Foto: Dida Sampaio/Estadão
Foto: Dida Sampaio/Estadão

Redação 96FM

Geddel Vieira Lima (PMDB) passava informações privilegiadas para que grupos obtivessem vantagens na obtenção de empréstimos na Caixa Econômica Federal, segundo investigações. O ex-ministro de Michel Temer foi vice-presidente de pessoa jurídica da Caixa entre 2011 e 2013. A a operação “Cui Bono”, que em latim significa “a quem beneficia?”, revelou que Geddel era braço-direito do ex-deputado Eduardo Cunha (PMDB-RJ) em um esquema para liberar empréstimos fraudulentos para empresas. A residência de Geddel em Salvador foi alvo de busca e apreensão de mídias e documentos na manha desta sexta-feira (13).

Empresas suspeitadas de pagamento de propina teriam sido beneficiadas pelas informações prestadas por Geddel. Durante a operação “Catilinárias”, deflagrada no dia 15 de dezembro de 2015, celulares foram apreendidos na casa de Eduardo Cunha. Nos aparelhos havia mensagens de Geddel que foram classificadas como informações privilegiadas pela PF. Uma das mensagens dizia  ‘já tinham saído votos favoráveis às operações da Marfrig, de que os valores estavam liberados’.
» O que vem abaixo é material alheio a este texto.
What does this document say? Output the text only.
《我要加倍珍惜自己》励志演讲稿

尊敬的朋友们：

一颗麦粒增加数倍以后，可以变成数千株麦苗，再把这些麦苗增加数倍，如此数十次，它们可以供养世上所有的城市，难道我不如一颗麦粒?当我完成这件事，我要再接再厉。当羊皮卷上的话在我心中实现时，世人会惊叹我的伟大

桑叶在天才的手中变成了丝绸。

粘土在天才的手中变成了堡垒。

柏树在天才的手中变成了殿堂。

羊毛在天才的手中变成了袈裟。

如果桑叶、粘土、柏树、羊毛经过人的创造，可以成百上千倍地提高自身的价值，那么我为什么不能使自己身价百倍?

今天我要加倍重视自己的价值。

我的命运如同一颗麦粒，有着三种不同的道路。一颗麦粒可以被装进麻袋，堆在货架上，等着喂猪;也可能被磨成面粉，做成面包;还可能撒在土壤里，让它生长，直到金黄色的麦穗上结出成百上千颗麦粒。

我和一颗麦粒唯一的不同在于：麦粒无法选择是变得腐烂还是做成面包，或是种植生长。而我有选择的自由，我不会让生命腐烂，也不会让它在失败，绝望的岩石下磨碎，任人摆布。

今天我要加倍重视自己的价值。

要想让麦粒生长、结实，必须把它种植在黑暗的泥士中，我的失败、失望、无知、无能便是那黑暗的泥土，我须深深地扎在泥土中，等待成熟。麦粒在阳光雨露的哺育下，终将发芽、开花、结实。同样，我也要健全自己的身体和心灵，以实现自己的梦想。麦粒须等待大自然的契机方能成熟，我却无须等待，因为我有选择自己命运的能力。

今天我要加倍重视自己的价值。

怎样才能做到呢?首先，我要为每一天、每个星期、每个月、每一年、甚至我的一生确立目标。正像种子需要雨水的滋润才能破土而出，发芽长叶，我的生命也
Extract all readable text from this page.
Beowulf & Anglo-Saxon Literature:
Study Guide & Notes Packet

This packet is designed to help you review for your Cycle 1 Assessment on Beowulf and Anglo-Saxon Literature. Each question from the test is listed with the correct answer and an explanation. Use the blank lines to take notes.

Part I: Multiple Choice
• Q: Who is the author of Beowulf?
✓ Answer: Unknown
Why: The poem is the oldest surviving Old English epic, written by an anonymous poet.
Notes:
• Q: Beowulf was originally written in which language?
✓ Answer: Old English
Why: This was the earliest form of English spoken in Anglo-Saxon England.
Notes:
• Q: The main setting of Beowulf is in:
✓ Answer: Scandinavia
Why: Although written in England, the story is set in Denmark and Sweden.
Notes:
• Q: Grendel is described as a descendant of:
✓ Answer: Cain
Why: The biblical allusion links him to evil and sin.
Além do ex-ministro e do ex-deputado, são investigados, o ex-vice-presidente da Caixa Fabio Cleto, que delatou o esquema na Caixa, e o operador do mercado financeiro Lúcio Bolonha Funaro. Empresas também são investigadas por suspeita de pagamento de propina em troca de informações, são elas: BR Vias, Oeste Sul Empreendimentos Imobiliários, Marfrig, J&S Investimentos, Bertin, JBS Comporte Participações, Big Frango e Digibras.

Segundo matéria do Estadão, Marcos Antônio Molina dos Santos, executivo da Marfrig, repassou R$ 469,5 mil à Viscaya Holding, de Lúcio Funaro, que seria um dos captadores de propina para Cunha. O executivo da empresa que pleiteava a liberação de empréstimos também está sendo investigado. Marcos Roberto Vasconcelos, ex-vice-presidente de Gestão de Ativos da Caixa, também foi alvo da operação, a PF realizou buscas em um de seus imóveis.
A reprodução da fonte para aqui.